Create a recurring access policy

This topic describes how to create a recurring access policy to provide secure, just-in-time access to your organizational assets.

Overview

You can create a single recurring access policy that covers all the assets comprising a business application or project. This policy can contain separate access rules for each persona that needs to access these assets on a regular basis.

Create a recurring access policy

There are several steps to defining a recurring access policy. Where applicable, you can leave default values to create the broadest policy definition. This may be useful, for example, for testing environments where you need a test policy during account configuration.

To create a recurring access policy:
  1. On the Recurring access policies page, click Create a policy.

  2. Complete the steps described below.

You can save your DPA policy at any point in the configuration process by clicking Save as draft. If the policy is complete and you're ready to activate it, click Activate. After you save the policy, it appears on the Recurring access policies page.

Step 1: Details

To define the general details for the policy, configure the parameters as shown in the following table.

Policy general details

Parameter

Description

Mandatory

Policy name

A unique name for this policy. CyberArk recommends using a simple naming convention such as <application/project> <environment>. For example, "my-app production".

Yes

Description

Short description of the recurring access policy.

No

Time frame

Leave the default value of Always, or select Date range and configure this option if you want the policy to apply for a specific date range.

When a time frame is defined for a policy, users won't have any access to the assets associated with the policy after the time frame expires (unless they are included in another policy that was defined for these targets). Best practice is to use this option only for time-limited projects.

N/A

Step 2: Assets

To define the criteria for the assets that are included in this policy:

  1. Click Add for the relevant platform.

  2. Define the criteria for the assets that should be included:

  3. When you are finished defining the criteria, click Apply.

Step 3: Access rules

An access rule specifies the access profile, which members can assume it, and when users are allowed to access the assets.

Access rule characteristics

Characteristic

Description

Profile

  • For Linux targets, the local user profile that the role or group member assumes to connect to the target.

  • For Windows targets, the groups that provide the necessary permissions to connect to the target.

Members

Users, roles, and user groups that are allowed to assume the access profile when connecting to the targets.

Access window

Days and times that members are allowed to connect to the targets.

If there are multiple rules that potentially apply when a user tries to connect to a Linux target, and there are multiple user profiles, DPA prompts the user to select which profile to use. In other cases, DPA applies the rule that best matches according to the following priorities:

  1. Maximum effective session length (the actual amount of time the session can be active)

  2. Maximum configured session length

  3. Maximum idle time length

To create an access rule:

Each recurring access policy can have multiple access rules so you can define one for each persona that requires access to the business application or project.

  1. Click Create an access rule to define a new rule for the DPA policy.

    It's helpful to name access rules based on the access profile you are creating, for example "Admin-level" or "Developer".

  2. Type the name of the access rule you're creating.

  3. In Profile, assign the user profile that users will assume when they connect to the targets:

  4. In Members, click Add members. Use the search to discover and select the available members (users, user groups, and roles) that you want to allow to assume the profile you defined in step 3.

    • You can see users and user groups from your directory service, and users and roles defined in the CyberArk Identity portal.

    • If you haven't connected Active Directory you won't get results when you search for groups.

  5. In Access window, configure the time period when this user profile is allowed to access the assets defined in the policy.

    Access window parameters

    Parameter

    Description

    Mandatory

    Time zone

    Select the time zone for the region from the dropdown list.

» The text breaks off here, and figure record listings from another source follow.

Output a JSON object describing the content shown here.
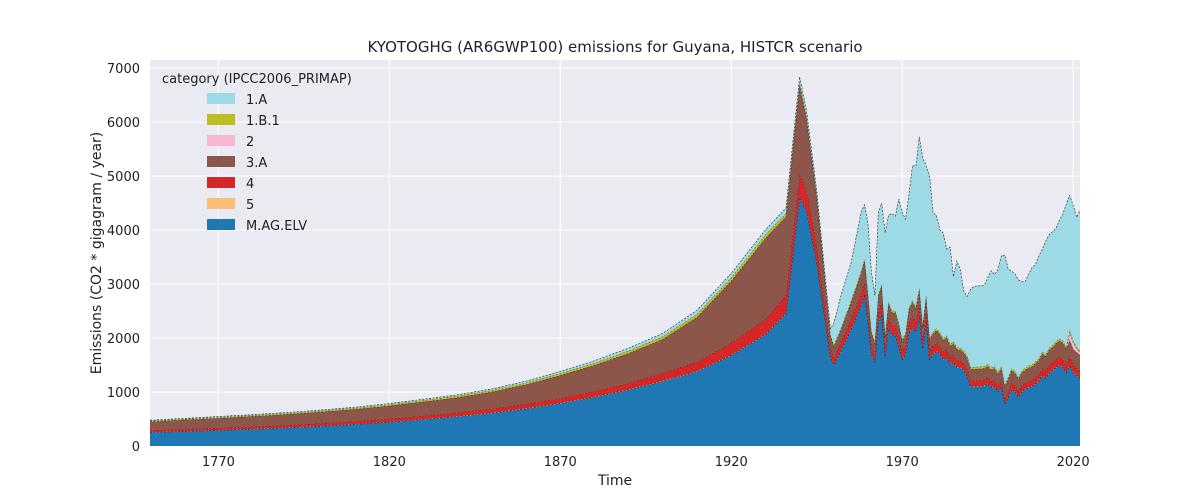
{
  "chart_data": {
    "type": "area",
    "stacked": true,
    "title": "KYOTOGHG (AR6GWP100) emissions for Guyana, HISTCR scenario",
    "xlabel": "Time",
    "ylabel": "Emissions (CO2 * gigagram / year)",
    "xlim": [
      1750,
      2022
    ],
    "ylim": [
      0,
      7150
    ],
    "xticks": [
      1770,
      1820,
      1870,
      1920,
      1970,
      2020
    ],
    "yticks": [
      0,
      1000,
      2000,
      3000,
      4000,
      5000,
      6000,
      7000
    ],
    "grid": true,
    "legend": {
      "title": "category (IPCC2006_PRIMAP)",
      "placement": "top-left"
    },
    "series_order_bottom_to_top": [
      "M.AG.ELV",
      "5",
      "4",
      "3.A",
      "2",
      "1.B.1",
      "1.A"
    ],
    "legend_order": [
      "1.A",
      "1.B.1",
      "2",
      "3.A",
      "4",
      "5",
      "M.AG.ELV"
    ],
    "x": [
      1750,
      1760,
      1770,
      1780,
      1790,
      1800,
      1810,
      1820,
      1830,
      1840,
      1850,
      1860,
      1870,
      1880,
      1890,
      1900,
      1910,
      1920,
      1930,
      1936,
      1940,
      1942,
      1945,
      1949,
      1950,
      1952,
      1955,
      1958,
      1959,
      1960,
      1961,
      1962,
      1963,
      1964,
      1965,
      1966,
      1967,
      1968,
      1969,
      1970,
      1971,
      1972,
      1973,
      1974,
      1975,
      1976,
      1977,
      1978,
      1979,
      1980,
      1981,
      1982,
      1983,
      1984,
      1985,
      1986,
      1987,
      1988,
      1989,
      1990,
      1991,
      1992,
      1993,
      1994,
      1995,
      1996,
      1997,
      1998,
      1999,
      2000,
      2001,
      2002,
      2003,
      2004,
      2005,
      2006,
      2007,
      2008,
      2009,
      2010,
      2011,
      2012,
      2013,
      2014,
      2015,
      2016,
      2017,
      2018,
      2019,
      2020,
      2021,
      2022
    ],
    "series": [
      {
        "name": "M.AG.ELV",
        "color": "#1f77b4",
        "values": [
          250,
          270,
          290,
          310,
          335,
          365,
          400,
          440,
          490,
          545,
          610,
          690,
          790,
          905,
          1040,
          1200,
          1380,
          1680,
          2060,
          2450,
          4600,
          4350,
          3400,
          1650,
          1500,
          1750,
          2150,
          2600,
          2800,
          2300,
          1700,
          1550,
          2300,
          2450,
          1650,
          2200,
          2050,
          2050,
          1850,
          1600,
          1700,
          2100,
          2200,
          2100,
          2400,
          1800,
          2300,
          1600,
          1700,
          1750,
          1700,
          1600,
          1650,
          1500,
          1550,
          1450,
          1450,
          1400,
          1300,
          1100,
          1100,
          1100,
          1100,
          1110,
          1150,
          1080,
          1100,
          1000,
          1100,
          780,
          900,
          1050,
          1000,
          900,
          1000,
          1050,
          1080,
          1100,
          1150,
          1200,
          1300,
          1250,
          1350,
          1400,
          1450,
          1500,
          1450,
          1350,
          1500,
          1350,
          1300,
          1250
        ]
      },
      {
        "name": "5",
        "color": "#ffbb78",
        "values": [
          5,
          5,
          5,
          5,
          5,
          5,
          5,
          5,
          6,
          6,
          6,
          6,
          6,
          6,
          6,
          7,
          7,
          7,
          7,
          7,
          8,
          8,
          8,
          8,
          8,
          8,
          8,
          8,
          8,
          8,
          8,
          8,
          8,
          8,
          8,
          8,
          8,
          8,
          8,
          8,
          8,
          8,
          8,
          8,
          8,
          8,
          8,
          8,
          8,
          8,
          8,
          8,
          8,
          8,
          8,
          8,
          8,
          8,
          8,
          8,
          8,
          8,
          8,
          8,
          8,
          8,
          8,
          8,
          8,
          8,
          8,
          8,
          8,
          8,
          8,
          8,
          8,
          8,
          8,
          8,
          8,
          8,
          8,
          8,
          8,
          8,
          8,
          8,
          8,
          8,
          8,
          8
        ]
      },
      {
        "name": "4",
        "color": "#d62728",
        "values": [
          35,
          38,
          40,
          43,
          46,
          50,
          54,
          58,
          63,
          68,
          74,
          82,
          92,
          105,
          120,
          140,
          170,
          220,
          280,
          340,
          420,
          400,
          300,
          150,
          130,
          150,
          180,
          210,
          220,
          180,
          150,
          140,
          190,
          200,
          150,
          180,
          170,
          170,
          160,
          150,
          150,
          180,
          190,
          180,
          200,
          160,
          190,
          150,
          150,
          150,
          140,
          140,
          140,
          130,
          130,
          130,
          120,
          120,
          120,
          110,
          110,
          110,
          110,
          110,
          110,
          110,
          110,
          100,
          110,
          90,
          100,
          110,
          110,
          100,
          110,
          110,
          110,
          110,
          110,
          120,
          130,
          130,
          140,
          140,
          150,
          150,
          150,
          140,
          150,
          140,
          130,
          130
        ]
      },
      {
        "name": "3.A",
        "color": "#8c564b",
        "values": [
          160,
          170,
          180,
          190,
          200,
          210,
          220,
          240,
          260,
          280,
          310,
          360,
          420,
          480,
          550,
          630,
          830,
          1150,
          1500,
          1450,
          1650,
          1300,
          900,
          230,
          200,
          230,
          310,
          380,
          400,
          300,
          230,
          200,
          280,
          300,
          200,
          250,
          240,
          240,
          220,
          180,
          200,
          240,
          260,
          250,
          280,
          230,
          260,
          210,
          220,
          230,
          220,
          210,
          210,
          210,
          210,
          200,
          200,
          200,
          200,
          200,
          200,
          210,
          210,
          210,
          210,
          210,
          220,
          220,
          220,
          220,
          230,
          230,
          230,
          230,
          240,
          240,
          250,
          250,
          260,
          260,
          270,
          270,
          280,
          280,
          290,
          290,
          300,
          300,
          300,
          300,
          300,
          300
        ]
      },
      {
        "name": "2",
        "color": "#f7b6d2",
        "values": [
          2,
          2,
          2,
          2,
          2,
          2,
          2,
          2,
          2,
          2,
          2,
          2,
          2,
          2,
          3,
          3,
          3,
          3,
          3,
          3,
          3,
          3,
          3,
          3,
          3,
          3,
          3,
          3,
          3,
          3,
          3,
          3,
          3,
          3,
          3,
          3,
          3,
          3,
          3,
          3,
          3,
          3,
          3,
          3,
          3,
          3,
          3,
          3,
          3,
          3,
          3,
          3,
          3,
          3,
          3,
          3,
          3,
          3,
          3,
          3,
          3,
          3,
          3,
          3,
          3,
          3,
          3,
          3,
          3,
          3,
          3,
          3,
          3,
          3,
          3,
          3,
          3,
          3,
          3,
          3,
          3,
          3,
          3,
          3,
          3,
          3,
          3,
          3,
          150,
          120,
          60,
          40
        ]
      },
      {
        "name": "1.B.1",
        "color": "#bcbd22",
        "values": [
          15,
          16,
          17,
          18,
          19,
          20,
          22,
          24,
          26,
          28,
          30,
          33,
          36,
          40,
          45,
          50,
          55,
          60,
          62,
          60,
          60,
          55,
          45,
          30,
          30,
          30,
          32,
          34,
          36,
          36,
          36,
          36,
          36,
          36,
          36,
          36,
          36,
          36,
          36,
          36,
          36,
          36,
          36,
          36,
          36,
          36,
          36,
          36,
          36,
          36,
          36,
          36,
          36,
          36,
          36,
          36,
          36,
          36,
          36,
          36,
          36,
          36,
          36,
          36,
          36,
          36,
          36,
          36,
          36,
          36,
          36,
          36,
          36,
          36,
          36,
          36,
          36,
          36,
          36,
          36,
          36,
          36,
          36,
          36,
          36,
          36,
          36,
          36,
          36,
          36,
          36,
          36
        ]
      },
      {
        "name": "1.A",
        "color": "#9edae5",
        "values": [
          10,
          11,
          12,
          13,
          14,
          15,
          16,
          18,
          20,
          22,
          25,
          30,
          35,
          42,
          50,
          60,
          70,
          80,
          90,
          100,
          100,
          100,
          80,
          100,
          400,
          600,
          700,
          1100,
          1000,
          1300,
          1100,
          850,
          1500,
          1500,
          1900,
          1600,
          1800,
          1750,
          2300,
          2350,
          2100,
          2100,
          2500,
          2600,
          2800,
          3100,
          2400,
          3000,
          2200,
          2100,
          1900,
          1950,
          1600,
          1800,
          1200,
          1600,
          1450,
          1100,
          1100,
          1450,
          1500,
          1500,
          1500,
          1500,
          1600,
          1800,
          1700,
          1900,
          2050,
          2400,
          2000,
          1800,
          1800,
          1800,
          1650,
          1600,
          1700,
          1800,
          1800,
          1900,
          1900,
          2100,
          2100,
          2100,
          2100,
          2200,
          2350,
          2650,
          2500,
          2500,
          2400,
          2600
        ]
      }
    ]
  }
}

    The region is the location where your end users are located (from where the client machines will try to connect to the targets).

    Yes

    Select the days

    Leave the default setting of all days selected, or specify the days of the week that you want to allow access.

    Yes

    Select the time frame

    Leave the default value of All day, or select Specific time and define the time of day you want to allow access.

    When the access window is limited to a specific time frame, users can only connect to their targets during the specified time regardless of the maximum session length. For example, if the access window is from 9 AM to 11 AM and a user connects to a target at 10 AM, the session will close after an hour even if you defined the maximum session length as 2 hours.

     

    Define the session settings

    You can leave the default values or customize them.

    Maximum session length - the session is automatically closed and disconnected when the session expires.

    • Unit: hours

    • Default value: 2

    • Allowed values: 1 to 24

    Maximum idle time before the session ends - the session is automatically closed and disconnected if there is no user activity for the defined amount of time. This parameter is optional; to disable it, clear the check box.

    • Unit: minutes

    • Default value: 10

    • Allowed values: 1 to 120

     

  6. Click Create to add the new rule to your DPA policy. You can view the rule details in the policy window.

Step 4: Verify connectivity

After you complete the configuration process, you can verify that you added the workspace successfully by creating a recurring access policy and trying to connect as an end user to a protected asset.

For more details, see Connect to a Windows target or Connect to a Linux target.